It was only after the earthquake off the southern tip of Taiwan on 26 December 2006 severed IDD and Internet links that users hereabouts learned most international telecommunications are routed eastwards along undersea cables through the Luzon Channel and onto (and through) the USA -- regardless of final destination.
For the American security services, this long-established eastbound routing has, since at least post-9/11, proved to be a a mighty useful facility in their so-called War on Terror. How so? Because of the routing of a good chunk of international telecom traffic through continental USA they are able to scan and sniff most such telecom traffic emanating from the Far East, easy-peasy. But I digress.
In the Far East, connections on Ye Olde Internet have been restored.
Yet accessing some web sites can be grindingly slow -- most especially of an evening when local traffic congestion is at its most congested. It doesn't look as if things are going to improve any time soon:
Workers couldn't apply any electrical technologies or dispatch a robot, as the damaged cables are 4,000 meters deep under the water, said John Walters, general manager with Global Marine, one participant in the repair.Read more? Repair lags over poor equipment, weather: Shanghai Daily Thanks, Gavin!
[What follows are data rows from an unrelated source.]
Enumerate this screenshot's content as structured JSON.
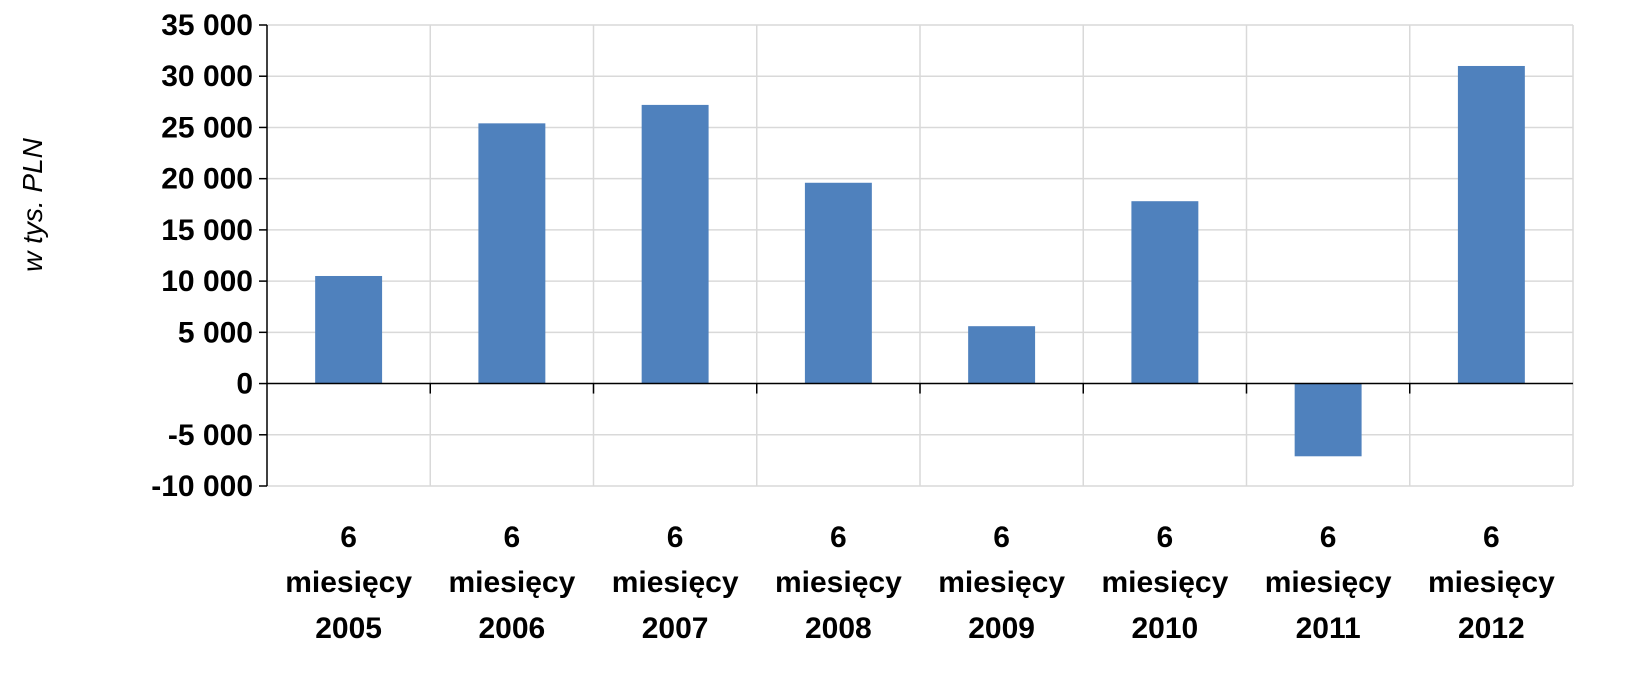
{
  "chart_data": {
    "type": "bar",
    "ylabel": "w tys. PLN",
    "xlabel": "",
    "title": "",
    "categories": [
      [
        "6",
        "miesięcy",
        "2005"
      ],
      [
        "6",
        "miesięcy",
        "2006"
      ],
      [
        "6",
        "miesięcy",
        "2007"
      ],
      [
        "6",
        "miesięcy",
        "2008"
      ],
      [
        "6",
        "miesięcy",
        "2009"
      ],
      [
        "6",
        "miesięcy",
        "2010"
      ],
      [
        "6",
        "miesięcy",
        "2011"
      ],
      [
        "6",
        "miesięcy",
        "2012"
      ]
    ],
    "values": [
      10500,
      25400,
      27200,
      19600,
      5600,
      17800,
      -7100,
      31000
    ],
    "ylim": [
      -10000,
      35000
    ],
    "yticks": [
      35000,
      30000,
      25000,
      20000,
      15000,
      10000,
      5000,
      0,
      -5000,
      -10000
    ],
    "ytick_labels": [
      "35 000",
      "30 000",
      "25 000",
      "20 000",
      "15 000",
      "10 000",
      "5 000",
      "0",
      "-5 000",
      "-10 000"
    ],
    "grid": true,
    "legend": "none",
    "colors": {
      "bar": "#4F81BD",
      "grid": "#D9D9D9",
      "axis": "#000000"
    }
  }
}
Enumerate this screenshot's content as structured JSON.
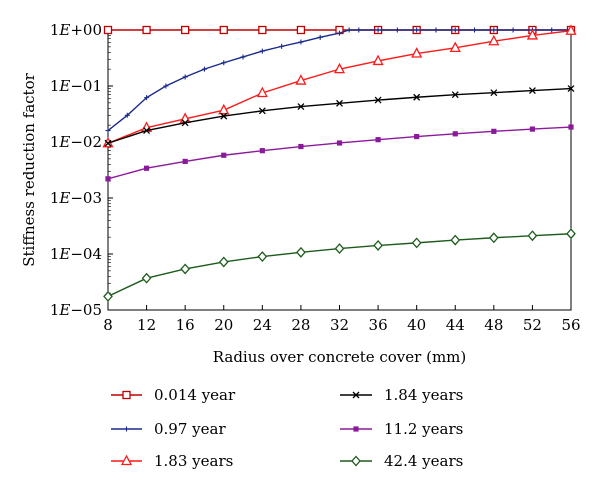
{
  "chart_data": {
    "type": "line",
    "xlabel": "Radius over concrete cover (mm)",
    "ylabel": "Stiffness reduction factor",
    "xlim": [
      8,
      56
    ],
    "ylim": [
      1e-05,
      1
    ],
    "yscale": "log",
    "x_ticks": [
      "8",
      "12",
      "16",
      "20",
      "24",
      "28",
      "32",
      "36",
      "40",
      "44",
      "48",
      "52",
      "56"
    ],
    "y_ticks": [
      {
        "value": 1,
        "mantissa": "1",
        "e": "E",
        "exp": "+00"
      },
      {
        "value": 0.1,
        "mantissa": "1",
        "e": "E",
        "exp": "−01"
      },
      {
        "value": 0.01,
        "mantissa": "1",
        "e": "E",
        "exp": "−02"
      },
      {
        "value": 0.001,
        "mantissa": "1",
        "e": "E",
        "exp": "−03"
      },
      {
        "value": 0.0001,
        "mantissa": "1",
        "e": "E",
        "exp": "−04"
      },
      {
        "value": 1e-05,
        "mantissa": "1",
        "e": "E",
        "exp": "−05"
      }
    ],
    "grid": false,
    "legend_position": "bottom",
    "series": [
      {
        "name": "0.014 year",
        "color": "#c00000",
        "marker": "square",
        "x": [
          8,
          12,
          16,
          20,
          24,
          28,
          32,
          36,
          40,
          44,
          48,
          52,
          56
        ],
        "y": [
          1,
          1,
          1,
          1,
          1,
          1,
          1,
          1,
          1,
          1,
          1,
          1,
          1
        ]
      },
      {
        "name": "0.97 year",
        "color": "#1a2a8c",
        "marker": "plus",
        "x": [
          8,
          10,
          12,
          14,
          16,
          18,
          20,
          22,
          24,
          26,
          28,
          30,
          32,
          33,
          34,
          36,
          38,
          40,
          42,
          44,
          46,
          48,
          50,
          52,
          54,
          56
        ],
        "y": [
          0.016,
          0.03,
          0.062,
          0.1,
          0.145,
          0.2,
          0.26,
          0.33,
          0.42,
          0.51,
          0.61,
          0.74,
          0.88,
          1,
          1,
          1,
          1,
          1,
          1,
          1,
          1,
          1,
          1,
          1,
          1,
          1
        ]
      },
      {
        "name": "1.83 years",
        "color": "#ff1a1a",
        "marker": "triangle",
        "x": [
          8,
          12,
          16,
          20,
          24,
          28,
          32,
          36,
          40,
          44,
          48,
          52,
          56
        ],
        "y": [
          0.0095,
          0.018,
          0.026,
          0.037,
          0.075,
          0.125,
          0.2,
          0.28,
          0.38,
          0.48,
          0.63,
          0.8,
          0.97
        ]
      },
      {
        "name": "1.84 years",
        "color": "#000000",
        "marker": "x",
        "x": [
          8,
          12,
          16,
          20,
          24,
          28,
          32,
          36,
          40,
          44,
          48,
          52,
          56
        ],
        "y": [
          0.0095,
          0.016,
          0.022,
          0.029,
          0.036,
          0.043,
          0.049,
          0.056,
          0.063,
          0.07,
          0.076,
          0.083,
          0.09
        ]
      },
      {
        "name": "11.2 years",
        "color": "#8b1a9b",
        "marker": "square-small",
        "x": [
          8,
          12,
          16,
          20,
          24,
          28,
          32,
          36,
          40,
          44,
          48,
          52,
          56
        ],
        "y": [
          0.0022,
          0.0034,
          0.0045,
          0.0058,
          0.007,
          0.0083,
          0.0096,
          0.011,
          0.0125,
          0.014,
          0.0155,
          0.017,
          0.0185
        ]
      },
      {
        "name": "42.4 years",
        "color": "#1d5c1d",
        "marker": "diamond",
        "x": [
          8,
          12,
          16,
          20,
          24,
          28,
          32,
          36,
          40,
          44,
          48,
          52,
          56
        ],
        "y": [
          1.75e-05,
          3.7e-05,
          5.4e-05,
          7.2e-05,
          9e-05,
          0.000107,
          0.000125,
          0.000142,
          0.000158,
          0.000177,
          0.000195,
          0.000212,
          0.00023
        ]
      }
    ]
  }
}
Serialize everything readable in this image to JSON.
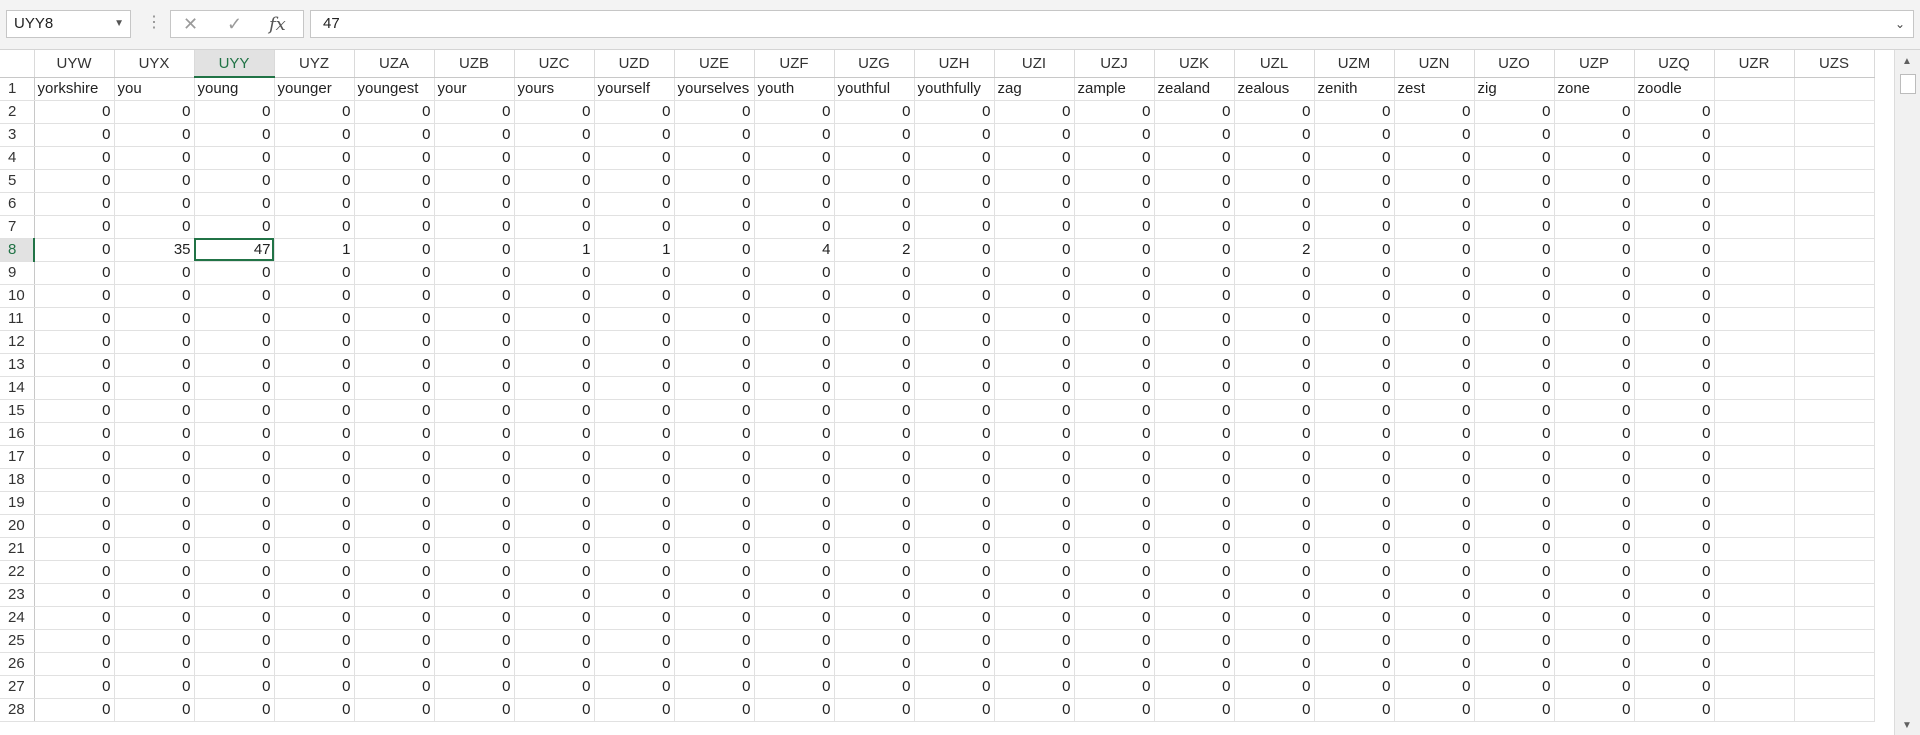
{
  "formula_bar": {
    "name_box": "UYY8",
    "cancel_icon": "✕",
    "enter_icon": "✓",
    "fx_label": "fx",
    "value": "47"
  },
  "columns": [
    "UYW",
    "UYX",
    "UYY",
    "UYZ",
    "UZA",
    "UZB",
    "UZC",
    "UZD",
    "UZE",
    "UZF",
    "UZG",
    "UZH",
    "UZI",
    "UZJ",
    "UZK",
    "UZL",
    "UZM",
    "UZN",
    "UZO",
    "UZP",
    "UZQ",
    "UZR",
    "UZS"
  ],
  "selected_column": "UYY",
  "selected_row": "8",
  "rows": [
    {
      "n": "1",
      "cells": [
        "yorkshire",
        "you",
        "young",
        "younger",
        "youngest",
        "your",
        "yours",
        "yourself",
        "yourselves",
        "youth",
        "youthful",
        "youthfully",
        "zag",
        "zample",
        "zealand",
        "zealous",
        "zenith",
        "zest",
        "zig",
        "zone",
        "zoodle",
        "",
        ""
      ]
    },
    {
      "n": "2",
      "cells": [
        "0",
        "0",
        "0",
        "0",
        "0",
        "0",
        "0",
        "0",
        "0",
        "0",
        "0",
        "0",
        "0",
        "0",
        "0",
        "0",
        "0",
        "0",
        "0",
        "0",
        "0",
        "",
        ""
      ]
    },
    {
      "n": "3",
      "cells": [
        "0",
        "0",
        "0",
        "0",
        "0",
        "0",
        "0",
        "0",
        "0",
        "0",
        "0",
        "0",
        "0",
        "0",
        "0",
        "0",
        "0",
        "0",
        "0",
        "0",
        "0",
        "",
        ""
      ]
    },
    {
      "n": "4",
      "cells": [
        "0",
        "0",
        "0",
        "0",
        "0",
        "0",
        "0",
        "0",
        "0",
        "0",
        "0",
        "0",
        "0",
        "0",
        "0",
        "0",
        "0",
        "0",
        "0",
        "0",
        "0",
        "",
        ""
      ]
    },
    {
      "n": "5",
      "cells": [
        "0",
        "0",
        "0",
        "0",
        "0",
        "0",
        "0",
        "0",
        "0",
        "0",
        "0",
        "0",
        "0",
        "0",
        "0",
        "0",
        "0",
        "0",
        "0",
        "0",
        "0",
        "",
        ""
      ]
    },
    {
      "n": "6",
      "cells": [
        "0",
        "0",
        "0",
        "0",
        "0",
        "0",
        "0",
        "0",
        "0",
        "0",
        "0",
        "0",
        "0",
        "0",
        "0",
        "0",
        "0",
        "0",
        "0",
        "0",
        "0",
        "",
        ""
      ]
    },
    {
      "n": "7",
      "cells": [
        "0",
        "0",
        "0",
        "0",
        "0",
        "0",
        "0",
        "0",
        "0",
        "0",
        "0",
        "0",
        "0",
        "0",
        "0",
        "0",
        "0",
        "0",
        "0",
        "0",
        "0",
        "",
        ""
      ]
    },
    {
      "n": "8",
      "cells": [
        "0",
        "35",
        "47",
        "1",
        "0",
        "0",
        "1",
        "1",
        "0",
        "4",
        "2",
        "0",
        "0",
        "0",
        "0",
        "2",
        "0",
        "0",
        "0",
        "0",
        "0",
        "",
        ""
      ]
    },
    {
      "n": "9",
      "cells": [
        "0",
        "0",
        "0",
        "0",
        "0",
        "0",
        "0",
        "0",
        "0",
        "0",
        "0",
        "0",
        "0",
        "0",
        "0",
        "0",
        "0",
        "0",
        "0",
        "0",
        "0",
        "",
        ""
      ]
    },
    {
      "n": "10",
      "cells": [
        "0",
        "0",
        "0",
        "0",
        "0",
        "0",
        "0",
        "0",
        "0",
        "0",
        "0",
        "0",
        "0",
        "0",
        "0",
        "0",
        "0",
        "0",
        "0",
        "0",
        "0",
        "",
        ""
      ]
    },
    {
      "n": "11",
      "cells": [
        "0",
        "0",
        "0",
        "0",
        "0",
        "0",
        "0",
        "0",
        "0",
        "0",
        "0",
        "0",
        "0",
        "0",
        "0",
        "0",
        "0",
        "0",
        "0",
        "0",
        "0",
        "",
        ""
      ]
    },
    {
      "n": "12",
      "cells": [
        "0",
        "0",
        "0",
        "0",
        "0",
        "0",
        "0",
        "0",
        "0",
        "0",
        "0",
        "0",
        "0",
        "0",
        "0",
        "0",
        "0",
        "0",
        "0",
        "0",
        "0",
        "",
        ""
      ]
    },
    {
      "n": "13",
      "cells": [
        "0",
        "0",
        "0",
        "0",
        "0",
        "0",
        "0",
        "0",
        "0",
        "0",
        "0",
        "0",
        "0",
        "0",
        "0",
        "0",
        "0",
        "0",
        "0",
        "0",
        "0",
        "",
        ""
      ]
    },
    {
      "n": "14",
      "cells": [
        "0",
        "0",
        "0",
        "0",
        "0",
        "0",
        "0",
        "0",
        "0",
        "0",
        "0",
        "0",
        "0",
        "0",
        "0",
        "0",
        "0",
        "0",
        "0",
        "0",
        "0",
        "",
        ""
      ]
    },
    {
      "n": "15",
      "cells": [
        "0",
        "0",
        "0",
        "0",
        "0",
        "0",
        "0",
        "0",
        "0",
        "0",
        "0",
        "0",
        "0",
        "0",
        "0",
        "0",
        "0",
        "0",
        "0",
        "0",
        "0",
        "",
        ""
      ]
    },
    {
      "n": "16",
      "cells": [
        "0",
        "0",
        "0",
        "0",
        "0",
        "0",
        "0",
        "0",
        "0",
        "0",
        "0",
        "0",
        "0",
        "0",
        "0",
        "0",
        "0",
        "0",
        "0",
        "0",
        "0",
        "",
        ""
      ]
    },
    {
      "n": "17",
      "cells": [
        "0",
        "0",
        "0",
        "0",
        "0",
        "0",
        "0",
        "0",
        "0",
        "0",
        "0",
        "0",
        "0",
        "0",
        "0",
        "0",
        "0",
        "0",
        "0",
        "0",
        "0",
        "",
        ""
      ]
    },
    {
      "n": "18",
      "cells": [
        "0",
        "0",
        "0",
        "0",
        "0",
        "0",
        "0",
        "0",
        "0",
        "0",
        "0",
        "0",
        "0",
        "0",
        "0",
        "0",
        "0",
        "0",
        "0",
        "0",
        "0",
        "",
        ""
      ]
    },
    {
      "n": "19",
      "cells": [
        "0",
        "0",
        "0",
        "0",
        "0",
        "0",
        "0",
        "0",
        "0",
        "0",
        "0",
        "0",
        "0",
        "0",
        "0",
        "0",
        "0",
        "0",
        "0",
        "0",
        "0",
        "",
        ""
      ]
    },
    {
      "n": "20",
      "cells": [
        "0",
        "0",
        "0",
        "0",
        "0",
        "0",
        "0",
        "0",
        "0",
        "0",
        "0",
        "0",
        "0",
        "0",
        "0",
        "0",
        "0",
        "0",
        "0",
        "0",
        "0",
        "",
        ""
      ]
    },
    {
      "n": "21",
      "cells": [
        "0",
        "0",
        "0",
        "0",
        "0",
        "0",
        "0",
        "0",
        "0",
        "0",
        "0",
        "0",
        "0",
        "0",
        "0",
        "0",
        "0",
        "0",
        "0",
        "0",
        "0",
        "",
        ""
      ]
    },
    {
      "n": "22",
      "cells": [
        "0",
        "0",
        "0",
        "0",
        "0",
        "0",
        "0",
        "0",
        "0",
        "0",
        "0",
        "0",
        "0",
        "0",
        "0",
        "0",
        "0",
        "0",
        "0",
        "0",
        "0",
        "",
        ""
      ]
    },
    {
      "n": "23",
      "cells": [
        "0",
        "0",
        "0",
        "0",
        "0",
        "0",
        "0",
        "0",
        "0",
        "0",
        "0",
        "0",
        "0",
        "0",
        "0",
        "0",
        "0",
        "0",
        "0",
        "0",
        "0",
        "",
        ""
      ]
    },
    {
      "n": "24",
      "cells": [
        "0",
        "0",
        "0",
        "0",
        "0",
        "0",
        "0",
        "0",
        "0",
        "0",
        "0",
        "0",
        "0",
        "0",
        "0",
        "0",
        "0",
        "0",
        "0",
        "0",
        "0",
        "",
        ""
      ]
    },
    {
      "n": "25",
      "cells": [
        "0",
        "0",
        "0",
        "0",
        "0",
        "0",
        "0",
        "0",
        "0",
        "0",
        "0",
        "0",
        "0",
        "0",
        "0",
        "0",
        "0",
        "0",
        "0",
        "0",
        "0",
        "",
        ""
      ]
    },
    {
      "n": "26",
      "cells": [
        "0",
        "0",
        "0",
        "0",
        "0",
        "0",
        "0",
        "0",
        "0",
        "0",
        "0",
        "0",
        "0",
        "0",
        "0",
        "0",
        "0",
        "0",
        "0",
        "0",
        "0",
        "",
        ""
      ]
    },
    {
      "n": "27",
      "cells": [
        "0",
        "0",
        "0",
        "0",
        "0",
        "0",
        "0",
        "0",
        "0",
        "0",
        "0",
        "0",
        "0",
        "0",
        "0",
        "0",
        "0",
        "0",
        "0",
        "0",
        "0",
        "",
        ""
      ]
    },
    {
      "n": "28",
      "cells": [
        "0",
        "0",
        "0",
        "0",
        "0",
        "0",
        "0",
        "0",
        "0",
        "0",
        "0",
        "0",
        "0",
        "0",
        "0",
        "0",
        "0",
        "0",
        "0",
        "0",
        "0",
        "",
        ""
      ]
    }
  ],
  "accent_color": "#217346"
}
It will be a long time before Internet access is fully recovered between Asian and the US as workers are using "technologies of the 19th century to solve problems of the 21st century," Sina.com said today.
Workers have to adopt a method used in the 19th century to identify the location of the slender cables, whose diameter is about 21 centimeters, Walters said.
No single cable has been fully repaired till now, Walters said.